Last October, European 3PL Katoen Natie and Union Pacific broke ground on a new plastic packaging facility in South Dallas County. Up to 2.5M sq ft of warehouse space with direct access to Union Pacific rail lines will receive railcars full of plastic pellets, which will be packaged and loaded into intermodal containers. The containers will be transported to Union Pacific’s adjacent Dallas Intermodal Terminal, and then the railroad’s premium intermodal service will move the pellets to port. Just as the United States has become a major oil and gas exporter over the past three years, now we’re also producing more plastic than we need. 

ICIS, global energy and petrochemical research firm, said that U.S. producers added 3.5 million tons of polyethylene production capacity last year, with more coming. LyondellBasell, for instance, announced last summer that it is pouring $2.4B into a La Porte, Texas, facility that will become the world’s largest propylene oxide (PO) and tertiary butyl alcohol (TBA) producer. The LyondellBasell CEO, Bob Patel, highlighted the site’s strategic location near Texas oilfields: “Our investment in this plant combines the best of both worlds: our leading PO/TBA process technology with proximity to low-cost feedstocks, which gives LyondellBasell a competitive advantage in the global marketplace for these products.”
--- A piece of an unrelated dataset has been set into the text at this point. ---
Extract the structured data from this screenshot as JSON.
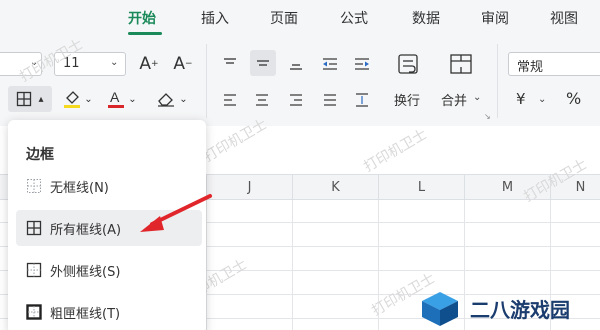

Union Pacific’s business plan is, of course, highly complex: it’s the largest railway in the country by revenue, with a territory covering 23 states west of the Mississippi. The new Brazos Yard is just one way that the company is positioning itself to capture growth in key areas like Mexican automotive production and Texas petrochemicals, growth that will help the storied railway on its long march toward 55%.